Ecco perché dobbiamo dare agli studenti gli strumenti per affrontare la complessità del mondo, per superare la prossima crisi tecnologica o economica che minaccerà le loro carriere». Per avere meglio un’idea dell’enormità della questione, è utile tenere presente un altro dato fornito dal supplemento culturale del Corriere: il 65 per cento dei bambini seduti oggi sui banchi delle elementari farà un lavoro che ancora non esiste. Esagerazioni? Ma no, pensateci bene: mentre c’è ancora chi usa a fatica la carta di credito, oggi possiamo pagare il conto dall’ortolano avvicinando il nostro smartphone al terminale Pos della cassa. L’altro giorno, in una sala di attesa, mi sono imbattuto in un bambino di 4 o 5 anni che parlava con il suo telefonino: «Ciao Google – gli ha detto – raccontami una barzelletta». Ovviamente in pochi secondi l’ordine è stato eseguito, direi bene ascoltando le risate del piccolo.

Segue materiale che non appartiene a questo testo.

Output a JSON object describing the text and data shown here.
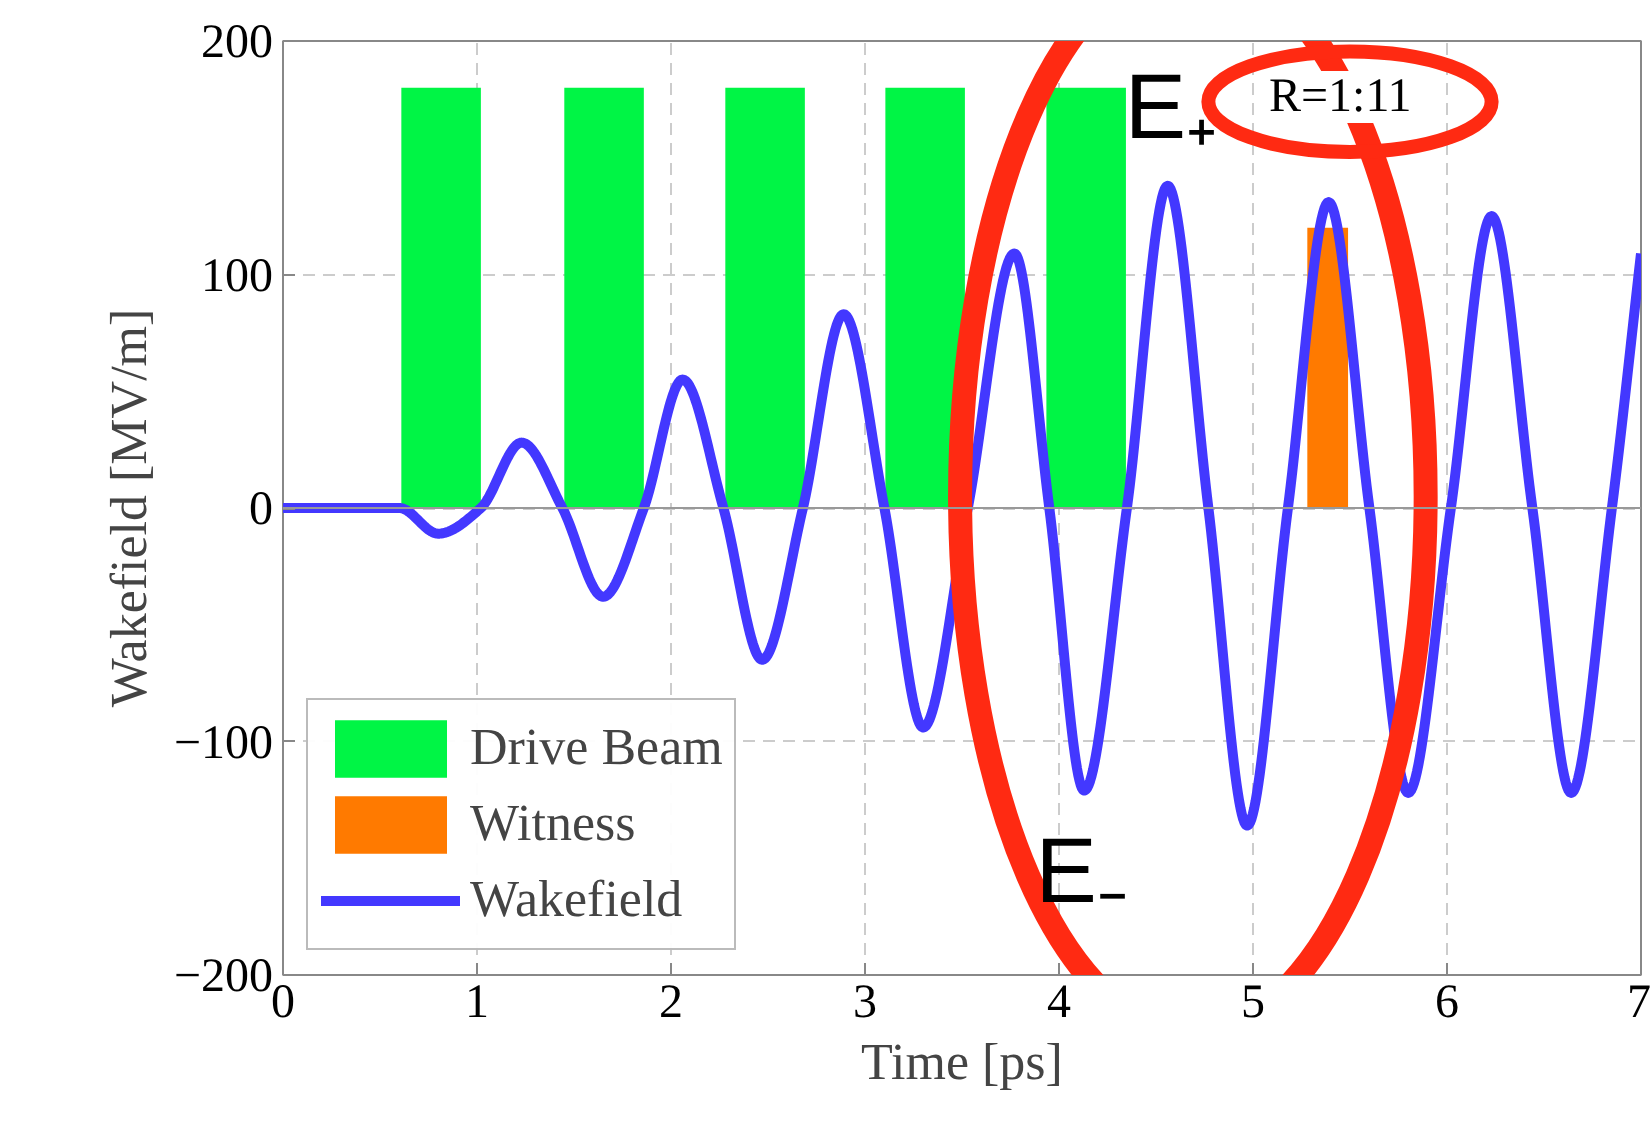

Insomma, operazioni che ancora destano stupore in molte persone, sono la normalità per altre. Avremo sempre bisogno di medici, che useranno varie tecnologie come già stanno facendo, ma il mercato richiederà anche professioni trasversali o quasi del tutto inedite. Compito della scuola e dell’università, allora, sarà fornire agli studenti gli attrezzi giusti per poter sviluppare la propria formazione nel corso della vita lavorativa percorrendo terreni più o meno vergini. Nei percorsi scolastici e accademici, pertanto, la multidisciplinarietà sarà ancor più un presupposto ineludibile, ma soprattutto occorrerà allentare un po’ la tensione sul «sapere finito» per poter invece lavorare sugli strumenti del «sapere aperto e in continuo divenire». Fortunatamente, non siamo all’anno zero e il sistema, in particolare grazie alla passione di molti docenti capaci di superare gli ostacoli con cui incredibilmente devono fare i conti, offre già sperimentazioni importanti. La Regione e le nostre università vantano iniziative importanti che vanno già in tale direzione, ma serve una spinta ulteriore. Perché non basta dare risposte alle necessità del presente e neppure a quelle del domani che riusciamo a immaginare: dobbiamo dare ai giovani i mezzi per affrontare quanto oggi ci è ancora ignoto.